Chiasmus: Formal Reasoning Engine Brings Symbolic AI to LLM Code Analysis
Key Takeaways
- ▸LLM code assistants are fundamentally limited by grep-based analysis, which cannot answer structural questions requiring exhaustive graph traversal or constraint satisfaction
- ▸Chiasmus combines tree-sitter parsing, Prolog logic programming, and Z3 constraint solving to enable formal reasoning about code structure with certainty
- ▸The neurosymbolic approach separates language understanding (neural) from logical reasoning (symbolic), reducing token consumption and enabling answers traditional LLMs cannot provide
Summary
Chiasmus is an MCP server that addresses a fundamental limitation in how LLMs currently analyze code: their reliance on grep-based pattern matching and ad hoc call chain reconstruction. Traditional LLM code assistants struggle with complex structural questions like "Can user input reach this SQL query?" or "What's all the dead code in this module?" because grep cannot perform exhaustive graph traversal. Chiasmus solves this by implementing a neurosymbolic architecture that combines LLM strengths (natural language understanding, context awareness) with formal reasoning engines (Z3 for constraint solving, Tau Prolog for logic programming).
The tool works by parsing source files with tree-sitter into typed Abstract Syntax Trees, extracting structural facts about method definitions and call relationships, and serializing these as Prolog facts. Queries are then executed through formal solvers that can answer questions about code with mathematical certainty while consuming significantly fewer tokens than traditional grep-based approaches. This separation of concerns—with LLMs handling perception and solvers handling cognition—is grounded in the neurosymbolic AI paradigm. Chiasmus initially supports Python, Go, TypeScript, JavaScript, and Clojure, with extensibility for other languages.

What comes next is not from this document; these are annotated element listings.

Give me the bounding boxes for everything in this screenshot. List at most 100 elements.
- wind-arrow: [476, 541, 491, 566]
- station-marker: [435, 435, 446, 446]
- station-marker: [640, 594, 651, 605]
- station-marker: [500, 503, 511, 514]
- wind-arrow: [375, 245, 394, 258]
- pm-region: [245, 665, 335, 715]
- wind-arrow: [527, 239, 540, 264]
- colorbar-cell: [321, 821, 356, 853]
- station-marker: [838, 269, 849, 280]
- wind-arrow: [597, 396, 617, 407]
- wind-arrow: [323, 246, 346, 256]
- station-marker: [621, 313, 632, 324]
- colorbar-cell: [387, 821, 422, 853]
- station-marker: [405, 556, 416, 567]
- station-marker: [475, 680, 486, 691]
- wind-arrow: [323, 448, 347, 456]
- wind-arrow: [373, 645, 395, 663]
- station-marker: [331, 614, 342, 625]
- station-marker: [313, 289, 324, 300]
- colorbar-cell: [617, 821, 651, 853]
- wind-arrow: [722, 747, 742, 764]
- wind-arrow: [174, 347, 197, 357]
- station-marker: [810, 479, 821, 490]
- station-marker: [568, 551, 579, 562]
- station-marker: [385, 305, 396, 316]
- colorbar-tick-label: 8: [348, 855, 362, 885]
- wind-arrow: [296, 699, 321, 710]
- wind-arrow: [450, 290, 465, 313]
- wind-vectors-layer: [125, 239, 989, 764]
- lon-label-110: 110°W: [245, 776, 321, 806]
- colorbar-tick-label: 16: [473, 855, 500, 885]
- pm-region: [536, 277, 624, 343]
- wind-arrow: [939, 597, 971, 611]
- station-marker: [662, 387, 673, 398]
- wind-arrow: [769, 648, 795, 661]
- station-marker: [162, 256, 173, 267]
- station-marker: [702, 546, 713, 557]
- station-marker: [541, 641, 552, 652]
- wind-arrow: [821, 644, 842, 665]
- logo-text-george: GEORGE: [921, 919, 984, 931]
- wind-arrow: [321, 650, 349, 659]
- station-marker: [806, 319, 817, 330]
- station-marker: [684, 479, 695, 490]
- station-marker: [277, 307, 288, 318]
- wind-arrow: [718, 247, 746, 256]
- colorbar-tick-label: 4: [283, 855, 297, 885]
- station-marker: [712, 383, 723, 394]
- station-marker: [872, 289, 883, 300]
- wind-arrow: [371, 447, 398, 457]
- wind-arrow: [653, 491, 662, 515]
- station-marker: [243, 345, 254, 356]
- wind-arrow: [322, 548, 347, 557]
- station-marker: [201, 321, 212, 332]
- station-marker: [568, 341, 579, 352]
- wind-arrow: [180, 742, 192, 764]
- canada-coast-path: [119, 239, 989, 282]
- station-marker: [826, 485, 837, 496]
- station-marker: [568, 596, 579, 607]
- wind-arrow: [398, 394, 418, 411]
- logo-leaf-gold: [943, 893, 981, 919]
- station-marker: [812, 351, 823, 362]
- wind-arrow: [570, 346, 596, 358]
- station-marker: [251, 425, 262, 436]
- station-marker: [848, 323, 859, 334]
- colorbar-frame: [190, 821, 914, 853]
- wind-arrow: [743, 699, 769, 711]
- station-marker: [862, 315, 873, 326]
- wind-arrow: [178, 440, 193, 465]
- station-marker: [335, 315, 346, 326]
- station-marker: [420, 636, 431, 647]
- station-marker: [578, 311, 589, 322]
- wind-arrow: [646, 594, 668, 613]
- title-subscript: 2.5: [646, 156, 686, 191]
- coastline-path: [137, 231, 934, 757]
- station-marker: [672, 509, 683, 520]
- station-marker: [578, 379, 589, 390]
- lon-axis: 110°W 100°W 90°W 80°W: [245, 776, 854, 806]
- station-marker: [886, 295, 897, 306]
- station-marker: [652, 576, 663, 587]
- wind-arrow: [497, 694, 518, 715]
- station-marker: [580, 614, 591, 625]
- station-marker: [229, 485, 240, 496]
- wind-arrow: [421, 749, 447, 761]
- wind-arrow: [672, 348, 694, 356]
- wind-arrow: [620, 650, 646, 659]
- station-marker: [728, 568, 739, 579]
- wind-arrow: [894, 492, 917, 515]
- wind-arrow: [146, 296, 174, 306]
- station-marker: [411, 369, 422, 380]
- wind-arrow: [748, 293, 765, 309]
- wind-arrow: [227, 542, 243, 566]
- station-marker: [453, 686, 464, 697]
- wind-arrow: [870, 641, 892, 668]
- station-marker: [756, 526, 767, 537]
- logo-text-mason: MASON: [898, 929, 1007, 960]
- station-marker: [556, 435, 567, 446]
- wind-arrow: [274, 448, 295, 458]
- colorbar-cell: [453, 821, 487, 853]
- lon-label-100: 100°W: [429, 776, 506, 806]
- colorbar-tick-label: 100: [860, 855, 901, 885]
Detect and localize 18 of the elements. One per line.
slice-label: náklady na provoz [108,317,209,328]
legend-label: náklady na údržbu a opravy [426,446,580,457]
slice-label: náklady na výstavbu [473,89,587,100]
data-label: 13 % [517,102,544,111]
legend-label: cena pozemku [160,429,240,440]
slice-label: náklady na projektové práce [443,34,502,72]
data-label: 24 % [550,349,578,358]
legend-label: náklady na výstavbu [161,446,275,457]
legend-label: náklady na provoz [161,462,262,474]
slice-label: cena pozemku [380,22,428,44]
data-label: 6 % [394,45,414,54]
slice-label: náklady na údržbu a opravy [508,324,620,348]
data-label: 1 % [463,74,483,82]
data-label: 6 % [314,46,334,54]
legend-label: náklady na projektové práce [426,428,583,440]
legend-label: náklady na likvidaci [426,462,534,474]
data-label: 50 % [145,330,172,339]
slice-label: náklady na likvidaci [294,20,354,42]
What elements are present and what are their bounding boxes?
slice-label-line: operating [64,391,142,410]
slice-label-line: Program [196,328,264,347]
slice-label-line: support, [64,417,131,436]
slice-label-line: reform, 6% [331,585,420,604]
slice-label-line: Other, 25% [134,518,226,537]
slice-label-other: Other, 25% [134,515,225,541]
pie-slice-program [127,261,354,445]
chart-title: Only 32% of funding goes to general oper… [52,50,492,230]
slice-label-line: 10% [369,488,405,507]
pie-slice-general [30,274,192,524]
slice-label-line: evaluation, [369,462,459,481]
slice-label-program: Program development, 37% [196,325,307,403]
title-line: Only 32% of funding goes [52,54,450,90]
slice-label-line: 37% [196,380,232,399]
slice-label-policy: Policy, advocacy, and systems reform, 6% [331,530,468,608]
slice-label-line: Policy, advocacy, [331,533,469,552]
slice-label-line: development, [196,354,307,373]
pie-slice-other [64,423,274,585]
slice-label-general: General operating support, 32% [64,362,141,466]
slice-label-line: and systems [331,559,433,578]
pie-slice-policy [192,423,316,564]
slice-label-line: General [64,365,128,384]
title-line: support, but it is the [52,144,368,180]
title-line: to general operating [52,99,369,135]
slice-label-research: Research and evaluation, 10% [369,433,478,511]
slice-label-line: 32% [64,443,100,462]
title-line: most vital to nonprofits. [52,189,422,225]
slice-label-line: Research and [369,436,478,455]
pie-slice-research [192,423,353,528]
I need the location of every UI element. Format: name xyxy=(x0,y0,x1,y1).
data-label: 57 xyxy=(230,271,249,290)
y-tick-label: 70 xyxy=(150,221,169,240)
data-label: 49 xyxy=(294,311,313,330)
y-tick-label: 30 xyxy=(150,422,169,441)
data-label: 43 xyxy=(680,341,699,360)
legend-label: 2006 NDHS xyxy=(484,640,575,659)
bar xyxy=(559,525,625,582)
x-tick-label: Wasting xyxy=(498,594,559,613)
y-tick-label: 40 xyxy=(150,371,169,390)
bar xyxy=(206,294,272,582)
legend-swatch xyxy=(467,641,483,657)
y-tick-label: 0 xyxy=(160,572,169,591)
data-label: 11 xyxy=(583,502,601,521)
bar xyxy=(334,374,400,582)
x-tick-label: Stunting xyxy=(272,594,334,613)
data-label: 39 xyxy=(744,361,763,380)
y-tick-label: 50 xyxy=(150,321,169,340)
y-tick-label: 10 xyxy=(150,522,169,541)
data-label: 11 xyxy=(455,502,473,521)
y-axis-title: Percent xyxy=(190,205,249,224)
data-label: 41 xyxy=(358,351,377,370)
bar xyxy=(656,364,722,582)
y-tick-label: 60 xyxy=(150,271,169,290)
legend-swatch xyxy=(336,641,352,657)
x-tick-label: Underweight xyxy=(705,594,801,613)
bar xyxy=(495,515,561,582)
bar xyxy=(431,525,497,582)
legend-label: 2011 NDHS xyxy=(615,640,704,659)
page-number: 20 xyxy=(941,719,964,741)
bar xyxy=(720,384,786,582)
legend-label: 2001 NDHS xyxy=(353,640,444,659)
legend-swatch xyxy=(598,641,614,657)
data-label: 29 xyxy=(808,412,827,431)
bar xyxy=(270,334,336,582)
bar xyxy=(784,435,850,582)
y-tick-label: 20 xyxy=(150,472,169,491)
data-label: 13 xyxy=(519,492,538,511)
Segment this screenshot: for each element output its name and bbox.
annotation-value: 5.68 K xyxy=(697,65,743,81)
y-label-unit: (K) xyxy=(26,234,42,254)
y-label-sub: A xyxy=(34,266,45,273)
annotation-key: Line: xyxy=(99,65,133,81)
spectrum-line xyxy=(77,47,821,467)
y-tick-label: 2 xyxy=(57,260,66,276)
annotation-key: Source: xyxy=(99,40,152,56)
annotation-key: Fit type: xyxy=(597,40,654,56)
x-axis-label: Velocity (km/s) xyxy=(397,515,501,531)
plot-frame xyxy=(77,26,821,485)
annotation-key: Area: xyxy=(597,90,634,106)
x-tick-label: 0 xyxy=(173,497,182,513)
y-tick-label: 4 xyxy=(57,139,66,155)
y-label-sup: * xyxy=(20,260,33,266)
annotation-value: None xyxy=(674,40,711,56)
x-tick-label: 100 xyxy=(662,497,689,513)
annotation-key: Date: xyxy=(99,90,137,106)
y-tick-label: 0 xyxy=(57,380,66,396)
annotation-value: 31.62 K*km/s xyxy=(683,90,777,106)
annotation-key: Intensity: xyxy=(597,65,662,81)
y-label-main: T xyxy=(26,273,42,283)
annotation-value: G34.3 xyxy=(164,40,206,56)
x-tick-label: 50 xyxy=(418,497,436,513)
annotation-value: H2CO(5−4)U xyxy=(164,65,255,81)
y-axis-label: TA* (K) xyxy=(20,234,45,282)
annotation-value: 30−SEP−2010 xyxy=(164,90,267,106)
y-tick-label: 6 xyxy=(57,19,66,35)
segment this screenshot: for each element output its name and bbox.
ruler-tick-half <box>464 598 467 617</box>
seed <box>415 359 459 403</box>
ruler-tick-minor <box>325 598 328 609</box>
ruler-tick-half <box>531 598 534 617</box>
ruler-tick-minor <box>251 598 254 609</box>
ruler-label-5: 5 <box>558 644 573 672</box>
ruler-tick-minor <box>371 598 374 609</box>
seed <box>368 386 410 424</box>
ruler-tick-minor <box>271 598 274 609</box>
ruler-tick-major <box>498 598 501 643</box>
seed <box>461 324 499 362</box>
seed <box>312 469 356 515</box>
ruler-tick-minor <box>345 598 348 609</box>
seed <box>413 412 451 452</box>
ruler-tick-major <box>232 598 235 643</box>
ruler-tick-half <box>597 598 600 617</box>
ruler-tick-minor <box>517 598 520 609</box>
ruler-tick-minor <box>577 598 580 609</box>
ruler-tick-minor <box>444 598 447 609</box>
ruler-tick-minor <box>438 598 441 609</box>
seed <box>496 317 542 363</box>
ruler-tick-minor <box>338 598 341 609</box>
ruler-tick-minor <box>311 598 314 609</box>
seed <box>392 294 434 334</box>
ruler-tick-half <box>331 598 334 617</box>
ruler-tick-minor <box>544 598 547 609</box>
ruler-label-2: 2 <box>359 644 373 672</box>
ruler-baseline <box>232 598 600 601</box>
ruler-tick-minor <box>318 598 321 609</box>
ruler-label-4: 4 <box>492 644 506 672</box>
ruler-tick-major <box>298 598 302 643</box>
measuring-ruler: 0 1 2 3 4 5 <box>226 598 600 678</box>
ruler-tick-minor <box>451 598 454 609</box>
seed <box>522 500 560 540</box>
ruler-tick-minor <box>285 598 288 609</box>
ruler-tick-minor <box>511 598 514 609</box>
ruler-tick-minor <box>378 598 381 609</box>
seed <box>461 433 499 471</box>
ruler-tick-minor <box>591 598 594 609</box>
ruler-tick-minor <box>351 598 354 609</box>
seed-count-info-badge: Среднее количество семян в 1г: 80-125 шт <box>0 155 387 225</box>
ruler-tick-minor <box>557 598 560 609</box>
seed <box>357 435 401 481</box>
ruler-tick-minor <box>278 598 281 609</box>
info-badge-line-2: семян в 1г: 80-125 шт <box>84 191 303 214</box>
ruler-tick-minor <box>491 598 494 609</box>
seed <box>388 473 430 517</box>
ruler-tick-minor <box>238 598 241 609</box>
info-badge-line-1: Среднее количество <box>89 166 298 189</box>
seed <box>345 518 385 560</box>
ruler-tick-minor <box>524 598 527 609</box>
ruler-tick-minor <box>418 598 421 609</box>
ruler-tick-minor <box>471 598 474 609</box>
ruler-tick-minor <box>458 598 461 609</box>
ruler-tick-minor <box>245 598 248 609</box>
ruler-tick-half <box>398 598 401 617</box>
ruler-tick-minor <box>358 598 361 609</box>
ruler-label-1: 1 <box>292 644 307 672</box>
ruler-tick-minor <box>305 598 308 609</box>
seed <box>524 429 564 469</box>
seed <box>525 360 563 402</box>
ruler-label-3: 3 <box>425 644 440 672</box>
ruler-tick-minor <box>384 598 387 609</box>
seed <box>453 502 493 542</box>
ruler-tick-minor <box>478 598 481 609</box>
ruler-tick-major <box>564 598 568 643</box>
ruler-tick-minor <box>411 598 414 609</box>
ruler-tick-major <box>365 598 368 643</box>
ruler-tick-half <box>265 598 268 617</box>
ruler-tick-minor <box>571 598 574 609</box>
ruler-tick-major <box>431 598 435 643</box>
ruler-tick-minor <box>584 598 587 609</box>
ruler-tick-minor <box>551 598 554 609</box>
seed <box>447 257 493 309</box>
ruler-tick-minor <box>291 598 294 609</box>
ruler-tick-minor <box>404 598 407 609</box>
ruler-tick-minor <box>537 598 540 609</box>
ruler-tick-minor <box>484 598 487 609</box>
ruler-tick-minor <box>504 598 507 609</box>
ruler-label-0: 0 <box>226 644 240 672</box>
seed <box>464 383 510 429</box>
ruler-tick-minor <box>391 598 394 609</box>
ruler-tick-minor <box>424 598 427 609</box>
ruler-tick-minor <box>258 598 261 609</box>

- Supports multiple programming languages and can definitively answer questions like reachability analysis, dead code detection, and impact analysis
Editorial Opinion
Chiasmus represents a meaningful shift in how LLM tooling can be architected—pairing neural language understanding with symbolic reasoning rather than trying to force LLMs to handle tasks they're fundamentally not suited for. This neurosymbolic pattern is likely to become increasingly common as developers recognize the limits of pure neural approaches for verification and formal analysis. The efficiency gains are particularly important: using fewer tokens for structural analysis directly reduces costs and latency for real-world code analysis workflows.